British Prime Minister Boris Johnson said Wednesday the country will have 25,000 virus tracing staff recruited by June so the country can “make progress” in its strategy to keep easing the nationwide lockdown.
The government is under pressure to get the recruits in place to operate alongside a smartphone tracing app, that it hopes will allow large-scale testing and tracing tactics to start next month.
“We have growing confidence that we will have a test, track and trace operation that will be world-beating and… it will be in place by June 1,” Johnson told parliament.
“Already we have recruited 24,000 tracers. By June 1 we will have 25,000,” he added, noting the staff will be able to trace the contacts of 10,000 new virus cases daily.
Britain’s official coronavirus death toll has reached at least 41,000, with almost 10,000 dead in care homes in England and Wales alone, according to an update from the Office for National Statistics released on Tuesday.
The government’s official rolling count of fatalities, which is less comprehensive as it only includes people who tested positive for COVID-19, stands at 35,704, with 363 more added to Wednesday.

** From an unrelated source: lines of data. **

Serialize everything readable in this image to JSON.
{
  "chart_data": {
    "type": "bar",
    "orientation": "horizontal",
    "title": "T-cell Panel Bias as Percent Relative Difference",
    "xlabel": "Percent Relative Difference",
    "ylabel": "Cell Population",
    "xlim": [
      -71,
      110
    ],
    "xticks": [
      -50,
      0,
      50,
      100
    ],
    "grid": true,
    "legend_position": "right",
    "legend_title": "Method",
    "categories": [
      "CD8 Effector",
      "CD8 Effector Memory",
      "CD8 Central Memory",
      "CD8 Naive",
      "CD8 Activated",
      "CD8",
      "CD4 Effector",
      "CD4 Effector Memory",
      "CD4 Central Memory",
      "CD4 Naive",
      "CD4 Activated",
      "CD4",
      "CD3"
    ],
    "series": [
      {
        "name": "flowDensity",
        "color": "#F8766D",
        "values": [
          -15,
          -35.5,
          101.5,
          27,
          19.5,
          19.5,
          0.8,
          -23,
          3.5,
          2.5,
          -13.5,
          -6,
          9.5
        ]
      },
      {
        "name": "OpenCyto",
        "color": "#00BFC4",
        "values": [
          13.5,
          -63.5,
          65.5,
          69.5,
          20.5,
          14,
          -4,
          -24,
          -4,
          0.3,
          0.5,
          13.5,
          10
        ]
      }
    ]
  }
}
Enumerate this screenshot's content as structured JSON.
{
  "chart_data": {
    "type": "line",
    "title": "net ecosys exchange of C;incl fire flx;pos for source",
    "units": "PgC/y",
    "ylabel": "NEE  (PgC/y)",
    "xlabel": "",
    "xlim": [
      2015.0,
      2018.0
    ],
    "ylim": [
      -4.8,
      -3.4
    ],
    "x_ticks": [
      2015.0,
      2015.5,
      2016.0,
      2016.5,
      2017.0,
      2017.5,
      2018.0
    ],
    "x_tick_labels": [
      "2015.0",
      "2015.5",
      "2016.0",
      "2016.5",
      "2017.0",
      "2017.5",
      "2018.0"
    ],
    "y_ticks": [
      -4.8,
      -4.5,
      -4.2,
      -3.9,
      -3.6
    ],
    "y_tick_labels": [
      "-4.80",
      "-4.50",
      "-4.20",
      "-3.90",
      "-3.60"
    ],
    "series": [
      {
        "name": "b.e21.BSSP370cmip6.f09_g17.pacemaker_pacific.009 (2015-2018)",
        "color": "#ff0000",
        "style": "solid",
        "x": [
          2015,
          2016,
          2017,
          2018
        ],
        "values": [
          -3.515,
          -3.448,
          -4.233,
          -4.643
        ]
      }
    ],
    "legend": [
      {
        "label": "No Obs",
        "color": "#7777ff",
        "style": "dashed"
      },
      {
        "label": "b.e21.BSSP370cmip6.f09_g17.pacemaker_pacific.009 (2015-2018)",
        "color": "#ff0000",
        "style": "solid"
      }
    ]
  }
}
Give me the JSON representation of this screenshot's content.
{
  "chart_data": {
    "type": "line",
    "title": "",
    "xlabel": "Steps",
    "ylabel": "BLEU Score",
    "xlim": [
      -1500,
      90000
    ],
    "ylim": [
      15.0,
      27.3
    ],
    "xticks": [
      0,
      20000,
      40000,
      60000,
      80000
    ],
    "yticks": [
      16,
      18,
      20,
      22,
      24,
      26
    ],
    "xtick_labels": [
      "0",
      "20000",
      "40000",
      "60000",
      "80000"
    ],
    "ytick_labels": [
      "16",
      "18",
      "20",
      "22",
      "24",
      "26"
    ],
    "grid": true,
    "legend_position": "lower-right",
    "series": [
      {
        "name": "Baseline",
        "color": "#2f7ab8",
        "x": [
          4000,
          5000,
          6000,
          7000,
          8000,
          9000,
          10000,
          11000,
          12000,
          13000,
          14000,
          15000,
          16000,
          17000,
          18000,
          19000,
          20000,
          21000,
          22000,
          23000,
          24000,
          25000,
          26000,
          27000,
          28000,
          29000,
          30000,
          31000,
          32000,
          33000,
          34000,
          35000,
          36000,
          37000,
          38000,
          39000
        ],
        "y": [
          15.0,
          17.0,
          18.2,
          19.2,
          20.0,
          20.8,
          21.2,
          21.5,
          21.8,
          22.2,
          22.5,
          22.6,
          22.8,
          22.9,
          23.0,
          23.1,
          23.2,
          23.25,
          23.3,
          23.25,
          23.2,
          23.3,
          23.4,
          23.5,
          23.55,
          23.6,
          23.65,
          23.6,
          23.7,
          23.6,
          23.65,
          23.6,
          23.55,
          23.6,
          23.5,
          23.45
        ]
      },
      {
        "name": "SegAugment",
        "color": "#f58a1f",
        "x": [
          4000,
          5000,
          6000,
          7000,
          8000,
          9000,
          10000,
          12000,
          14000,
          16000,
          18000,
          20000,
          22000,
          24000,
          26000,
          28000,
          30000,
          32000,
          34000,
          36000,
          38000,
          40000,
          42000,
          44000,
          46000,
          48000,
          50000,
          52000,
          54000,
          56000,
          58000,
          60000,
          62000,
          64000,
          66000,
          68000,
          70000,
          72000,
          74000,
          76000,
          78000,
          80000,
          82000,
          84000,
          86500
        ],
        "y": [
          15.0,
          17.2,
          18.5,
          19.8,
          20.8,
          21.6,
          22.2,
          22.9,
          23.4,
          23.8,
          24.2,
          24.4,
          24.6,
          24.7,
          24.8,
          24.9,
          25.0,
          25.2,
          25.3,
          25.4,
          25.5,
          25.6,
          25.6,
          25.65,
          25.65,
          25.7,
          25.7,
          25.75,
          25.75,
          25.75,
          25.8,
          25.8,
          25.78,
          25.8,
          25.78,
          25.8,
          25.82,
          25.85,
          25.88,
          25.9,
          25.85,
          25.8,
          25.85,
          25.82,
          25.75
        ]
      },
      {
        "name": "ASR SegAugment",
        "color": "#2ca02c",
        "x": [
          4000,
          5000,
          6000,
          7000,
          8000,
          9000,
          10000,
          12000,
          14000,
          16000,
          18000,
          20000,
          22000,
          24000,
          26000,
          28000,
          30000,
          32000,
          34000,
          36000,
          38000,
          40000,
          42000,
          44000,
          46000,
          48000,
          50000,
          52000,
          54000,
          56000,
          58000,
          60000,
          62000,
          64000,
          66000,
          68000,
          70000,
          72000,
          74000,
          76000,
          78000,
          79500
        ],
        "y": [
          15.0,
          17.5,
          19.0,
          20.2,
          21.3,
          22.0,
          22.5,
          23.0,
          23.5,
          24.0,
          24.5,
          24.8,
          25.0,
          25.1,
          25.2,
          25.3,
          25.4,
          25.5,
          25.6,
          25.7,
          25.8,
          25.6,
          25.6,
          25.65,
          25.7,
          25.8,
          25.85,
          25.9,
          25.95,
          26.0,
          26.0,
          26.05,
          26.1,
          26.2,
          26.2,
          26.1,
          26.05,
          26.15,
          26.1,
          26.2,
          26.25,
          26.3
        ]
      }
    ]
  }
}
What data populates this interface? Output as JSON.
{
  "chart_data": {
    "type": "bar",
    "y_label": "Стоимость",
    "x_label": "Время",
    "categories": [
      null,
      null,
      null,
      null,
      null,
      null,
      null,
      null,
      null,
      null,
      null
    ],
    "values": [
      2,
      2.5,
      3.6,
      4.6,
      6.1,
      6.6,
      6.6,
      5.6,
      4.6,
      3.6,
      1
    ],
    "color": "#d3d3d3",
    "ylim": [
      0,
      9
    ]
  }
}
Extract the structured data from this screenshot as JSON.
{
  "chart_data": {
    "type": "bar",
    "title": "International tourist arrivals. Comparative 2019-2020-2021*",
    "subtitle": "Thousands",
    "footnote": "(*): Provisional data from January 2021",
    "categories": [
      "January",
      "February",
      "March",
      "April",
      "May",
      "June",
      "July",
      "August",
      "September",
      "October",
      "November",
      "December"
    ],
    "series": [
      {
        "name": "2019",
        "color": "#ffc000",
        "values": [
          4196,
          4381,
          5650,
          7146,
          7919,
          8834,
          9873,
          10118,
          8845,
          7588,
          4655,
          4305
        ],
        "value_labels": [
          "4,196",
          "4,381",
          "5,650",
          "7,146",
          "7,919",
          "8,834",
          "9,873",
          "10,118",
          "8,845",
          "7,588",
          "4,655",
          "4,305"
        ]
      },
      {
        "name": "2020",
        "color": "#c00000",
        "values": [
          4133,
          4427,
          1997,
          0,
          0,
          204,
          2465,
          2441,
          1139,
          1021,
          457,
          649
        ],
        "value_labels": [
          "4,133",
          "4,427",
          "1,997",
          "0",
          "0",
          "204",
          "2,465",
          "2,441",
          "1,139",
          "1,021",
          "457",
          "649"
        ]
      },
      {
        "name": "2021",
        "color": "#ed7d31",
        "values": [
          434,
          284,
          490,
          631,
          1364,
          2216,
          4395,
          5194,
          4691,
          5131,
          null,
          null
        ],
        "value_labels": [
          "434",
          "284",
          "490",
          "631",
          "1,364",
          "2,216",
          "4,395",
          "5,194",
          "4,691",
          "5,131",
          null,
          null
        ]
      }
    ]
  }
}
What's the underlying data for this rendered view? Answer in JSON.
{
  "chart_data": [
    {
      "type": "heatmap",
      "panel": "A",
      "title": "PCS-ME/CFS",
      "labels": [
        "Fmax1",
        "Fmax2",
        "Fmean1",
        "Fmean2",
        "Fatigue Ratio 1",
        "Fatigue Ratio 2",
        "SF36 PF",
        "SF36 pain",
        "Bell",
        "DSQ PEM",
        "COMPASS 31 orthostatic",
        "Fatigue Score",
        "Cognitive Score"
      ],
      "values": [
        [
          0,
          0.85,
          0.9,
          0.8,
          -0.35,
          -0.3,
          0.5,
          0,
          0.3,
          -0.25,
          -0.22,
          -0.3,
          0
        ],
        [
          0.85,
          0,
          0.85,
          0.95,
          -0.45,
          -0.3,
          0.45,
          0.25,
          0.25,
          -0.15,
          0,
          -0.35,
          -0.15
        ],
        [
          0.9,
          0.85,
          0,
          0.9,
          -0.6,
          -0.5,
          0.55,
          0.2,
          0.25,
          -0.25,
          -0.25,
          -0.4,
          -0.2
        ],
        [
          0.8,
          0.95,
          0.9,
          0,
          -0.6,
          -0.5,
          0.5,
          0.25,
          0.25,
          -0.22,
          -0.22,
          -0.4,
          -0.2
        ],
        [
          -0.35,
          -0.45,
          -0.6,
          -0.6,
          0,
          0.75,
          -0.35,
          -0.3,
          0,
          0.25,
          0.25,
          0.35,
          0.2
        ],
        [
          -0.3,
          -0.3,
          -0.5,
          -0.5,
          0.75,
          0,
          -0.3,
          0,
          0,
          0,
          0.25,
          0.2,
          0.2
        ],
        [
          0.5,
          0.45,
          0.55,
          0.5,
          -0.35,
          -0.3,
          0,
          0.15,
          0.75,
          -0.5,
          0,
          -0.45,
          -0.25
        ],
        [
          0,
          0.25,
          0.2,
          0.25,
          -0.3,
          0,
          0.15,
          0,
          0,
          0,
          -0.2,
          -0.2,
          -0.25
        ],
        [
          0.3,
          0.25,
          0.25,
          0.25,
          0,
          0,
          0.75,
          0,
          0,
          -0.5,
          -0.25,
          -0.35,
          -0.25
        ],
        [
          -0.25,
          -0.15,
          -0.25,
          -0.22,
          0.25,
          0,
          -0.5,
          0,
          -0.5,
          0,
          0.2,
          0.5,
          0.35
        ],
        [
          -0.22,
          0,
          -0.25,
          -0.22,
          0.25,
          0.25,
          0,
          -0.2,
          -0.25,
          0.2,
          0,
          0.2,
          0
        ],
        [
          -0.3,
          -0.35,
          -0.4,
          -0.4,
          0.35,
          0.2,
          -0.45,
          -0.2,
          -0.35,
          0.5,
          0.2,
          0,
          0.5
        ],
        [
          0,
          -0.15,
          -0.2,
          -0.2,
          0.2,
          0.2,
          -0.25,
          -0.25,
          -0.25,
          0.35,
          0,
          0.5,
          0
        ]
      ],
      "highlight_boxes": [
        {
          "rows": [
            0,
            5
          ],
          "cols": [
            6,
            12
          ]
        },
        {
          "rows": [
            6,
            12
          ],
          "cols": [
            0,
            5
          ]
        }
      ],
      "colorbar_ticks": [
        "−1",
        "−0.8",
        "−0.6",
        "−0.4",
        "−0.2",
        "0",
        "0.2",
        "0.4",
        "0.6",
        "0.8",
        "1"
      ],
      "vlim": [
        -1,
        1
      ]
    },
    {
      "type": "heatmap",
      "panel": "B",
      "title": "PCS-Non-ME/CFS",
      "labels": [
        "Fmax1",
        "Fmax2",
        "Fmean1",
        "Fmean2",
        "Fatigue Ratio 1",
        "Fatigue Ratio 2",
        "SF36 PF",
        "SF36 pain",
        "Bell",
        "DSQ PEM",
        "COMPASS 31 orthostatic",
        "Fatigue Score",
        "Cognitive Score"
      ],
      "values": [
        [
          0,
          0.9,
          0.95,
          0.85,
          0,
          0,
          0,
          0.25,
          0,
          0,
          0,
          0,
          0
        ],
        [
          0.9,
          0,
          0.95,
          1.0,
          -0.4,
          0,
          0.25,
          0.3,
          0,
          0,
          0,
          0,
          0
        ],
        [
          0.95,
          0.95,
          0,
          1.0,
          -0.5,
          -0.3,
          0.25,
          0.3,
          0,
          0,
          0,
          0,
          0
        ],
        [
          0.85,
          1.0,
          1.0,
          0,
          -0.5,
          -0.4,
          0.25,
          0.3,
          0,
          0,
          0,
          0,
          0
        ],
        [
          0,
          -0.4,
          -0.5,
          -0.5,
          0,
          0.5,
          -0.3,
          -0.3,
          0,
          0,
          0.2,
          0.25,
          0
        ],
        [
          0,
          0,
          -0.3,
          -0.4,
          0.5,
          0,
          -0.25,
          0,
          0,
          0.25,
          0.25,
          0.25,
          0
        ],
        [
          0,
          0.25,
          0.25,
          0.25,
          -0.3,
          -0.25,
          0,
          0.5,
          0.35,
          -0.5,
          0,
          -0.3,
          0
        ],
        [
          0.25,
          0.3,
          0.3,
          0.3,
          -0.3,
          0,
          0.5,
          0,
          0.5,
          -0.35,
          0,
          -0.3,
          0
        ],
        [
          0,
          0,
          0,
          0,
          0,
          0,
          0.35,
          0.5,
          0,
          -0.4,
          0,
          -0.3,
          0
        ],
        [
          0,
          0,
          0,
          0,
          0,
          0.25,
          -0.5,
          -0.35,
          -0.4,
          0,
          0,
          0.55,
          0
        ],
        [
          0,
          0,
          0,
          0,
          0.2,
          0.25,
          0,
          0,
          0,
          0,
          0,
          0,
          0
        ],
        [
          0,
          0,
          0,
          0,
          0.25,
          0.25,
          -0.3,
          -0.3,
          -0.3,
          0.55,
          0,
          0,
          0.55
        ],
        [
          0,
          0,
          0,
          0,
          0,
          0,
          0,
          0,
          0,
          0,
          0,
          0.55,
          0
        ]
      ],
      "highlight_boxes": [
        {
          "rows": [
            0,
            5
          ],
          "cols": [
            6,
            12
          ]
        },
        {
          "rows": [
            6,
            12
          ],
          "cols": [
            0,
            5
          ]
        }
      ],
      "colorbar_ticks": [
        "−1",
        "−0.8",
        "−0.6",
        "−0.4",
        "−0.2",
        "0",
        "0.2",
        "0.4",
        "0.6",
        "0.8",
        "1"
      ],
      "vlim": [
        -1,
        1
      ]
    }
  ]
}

By both measures, the figures are the highest in Europe and second only to the United States in the global rankings.
Johnson, who himself was hospitalised for coronavirus in April and spent three days in intensive care, has been criticised for largely abandoning a testing and tracing strategy on March 12, as the virus took hold.
A cross-party parliamentary committee on Tuesday said it was clear a lack of capacity determined government strategy, and the testing regime had been “inadequate” in the early stages.
Johnson introduced a nationwide lockdown in late March, which is now being partially eased in England but maintained in Scotland, Wales and Northern Ireland.
The British leader hopes some children will be able to return to primary schools from June 1.
The government has made the army of contact tracers a key part of the re-adopted approach to slowing the spread of the virus, alongside wider community testing and the smartphone app.
The app, developed by the state-run National Health Service (NHS), has been undergoing trials this month before a wider rollout.
No firm date has yet been given for its full implementation.
Among those who have died in the outbreak are 181 staff in the NHS and 131 in the social care sector.
Many are overseas nationals and the government was criticised for not extending a bereavement scheme giving their families indefinite leave to remain to support staff such as cleaners and porters.
But the interior ministry on Wednesday announced the scheme would be extended “in recognition of their tireless dedication and selflessness”.
Home Secretary Priti Patel said it will be “effective immediately and retrospectively”.